The New York Times Real Estate section this morning carried wonderful news about parking lots throughout the city being bought up by real estate developers who are transforming them into residential buildings. In large areas all throughout the city, the most pernicious waste of land use is becoming a thing of the past as more people realize they would prefer to live in the city center than have to drive everywhere. There is hardly a piece of news that could make startsandfits.com happier. However, the city still has plenty of so-called soft sites ripe for developers of housing. These are places that are considered underbuilt within their zoning envelope. In some cases, they are the type of auto-oriented UFOs from Planet Sprawl that have no business existing in the neighborhoods of New York City. Much to the betterment of Park Slope, Brooklyn, and to the credit of Commerce Bank, a proposed UFO was redesigned and will become a modest bank branch that will be oriented to the pedestrian. This happened because the bank was pressured by a concerned group of neighbors who made it realize that the kind of cookie-cutter drive-thru branch that work in its scores of branches in New Jersey, Long Island, Westchester and Connecticut won’t fly in New York City. One hopes that this action has set the paradigm for the future.
While many areas suffered from serious disinvestment in the latter decades of the 20th century — burned out buildings and rubble were common in many places, including stretches of Eighth Avenue/Frederick Douglass Boulevard, one can see that Seventh Avenue/Adam Clayton Powell Jr. Boulevard, a grand, wide boulevard with an elegant tree-lined median never had the same level of abandonment. As seen above, block after block of stately four- to seven-story apartment buildings line the boulevard from the top of Striver’s Row to Central Park North. Dating from the 1890s to the 1920s, none of these buildings have so much as a parking space among them, and none of them step back from the street. For these reasons, this is an eminently walkable neighborhood. Here is an example of the grace of Seventh Avenue at 139th Street (Striver’s Row).
Across the avenue, there was an opportunity for developers to continue the elegance of the Row. Instead, in 1982, the McDonald’s Corp. plopped down a drive-thru UFO from Planet Sprawl in the midst of these apartment houses.
Like the McBank that the Park Slope Neighbors narrowly averted, this is a building that could be found in any tawdry drive-thru strip across the United States, so of course corporations that do business in these places want to replicate their success as cheaply as possible.
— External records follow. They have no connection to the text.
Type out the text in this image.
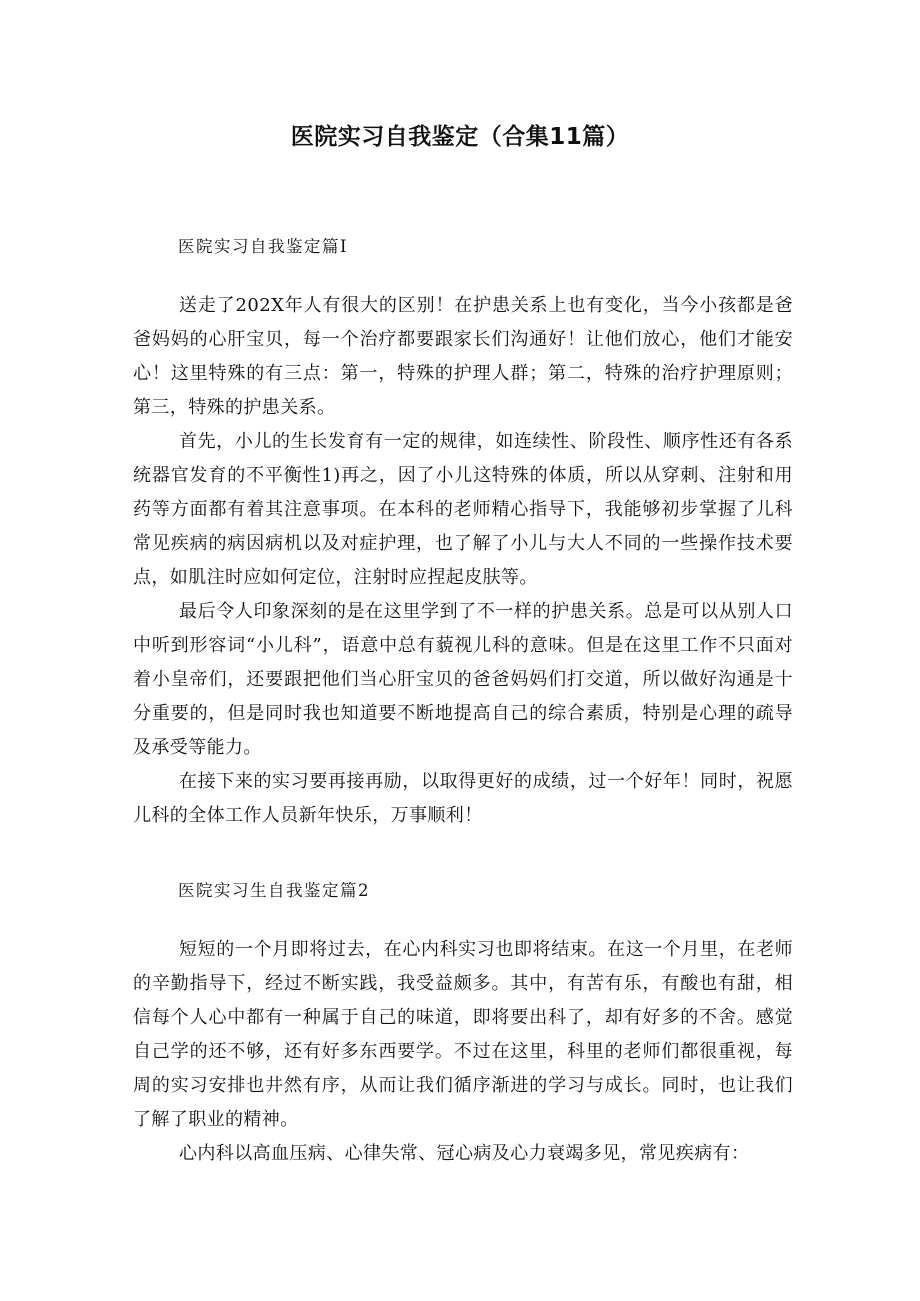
医院实习自我鉴定（合集11篇）
医院实习自我鉴定篇I

送走了202X年人有很大的区别！在护患关系上也有变化，当今小孩都是爸爸妈妈的心肝宝贝，每一个治疗都要跟家长们沟通好！让他们放心，他们才能安心！这里特殊的有三点：第一，特殊的护理人群；第二，特殊的治疗护理原则；第三，特殊的护患关系。

首先，小儿的生长发育有一定的规律，如连续性、阶段性、顺序性还有各系统器官发育的不平衡性1)再之，因了小儿这特殊的体质，所以从穿刺、注射和用药等方面都有着其注意事项。在本科的老师精心指导下，我能够初步掌握了儿科常见疾病的病因病机以及对症护理，也了解了小儿与大人不同的一些操作技术要点，如肌注时应如何定位，注射时应捏起皮肤等。

最后令人印象深刻的是在这里学到了不一样的护患关系。总是可以从别人口中听到形容词“小儿科”，语意中总有藐视儿科的意味。但是在这里工作不只面对着小皇帝们，还要跟把他们当心肝宝贝的爸爸妈妈们打交道，所以做好沟通是十分重要的，但是同时我也知道要不断地提高自己的综合素质，特别是心理的疏导及承受等能力。

在接下来的实习要再接再励，以取得更好的成绩，过一个好年！同时，祝愿儿科的全体工作人员新年快乐，万事顺利！

医院实习生自我鉴定篇2

短短的一个月即将过去，在心内科实习也即将结束。在这一个月里，在老师的辛勤指导下，经过不断实践，我受益颇多。其中，有苦有乐，有酸也有甜，相信每个人心中都有一种属于自己的味道，即将要出科了，却有好多的不舍。感觉自己学的还不够，还有好多东西要学。不过在这里，科里的老师们都很重视，每周的实习安排也井然有序，从而让我们循序渐进的学习与成长。同时，也让我们了解了职业的精神。

心内科以高血压病、心律失常、冠心病及心力衰竭多见，常见疾病有：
So even though the city has plenty of profitable walk-in McDonaldses within larger, pedestrian-oriented buildings, they here reverted to mindless and cheap replication of their suburban fast food outlets because it is easier to copy a cookie-cutter design than take the time to design something that fits in with the community. Unfortunately, it degrades an elegant boulevard, endangers pedestrians on the nearby sidewalks and represents an opportunity for real development lost for the time being.
At the time it was built, officials and residents were probably so thrilled just to have a new building in Harlem that they allowed this thing to be built. In its defense, at least a person can buy a meal here, and a number of people are employed to staff this restaurant. So this building is better than a parking lot or a gas station. Perhaps it is better than a vacant lot, perhaps not. Other than that, nearly anything else would be better here.
Yeah, a community really has to be down in the dumps, think very little of itself, and not be caring much about its history or future to allow this kind of crap to be built. I bet when it came in, local “leaders” touted McDonald’s ability to bring jobs to the neighborhood. It’s sad.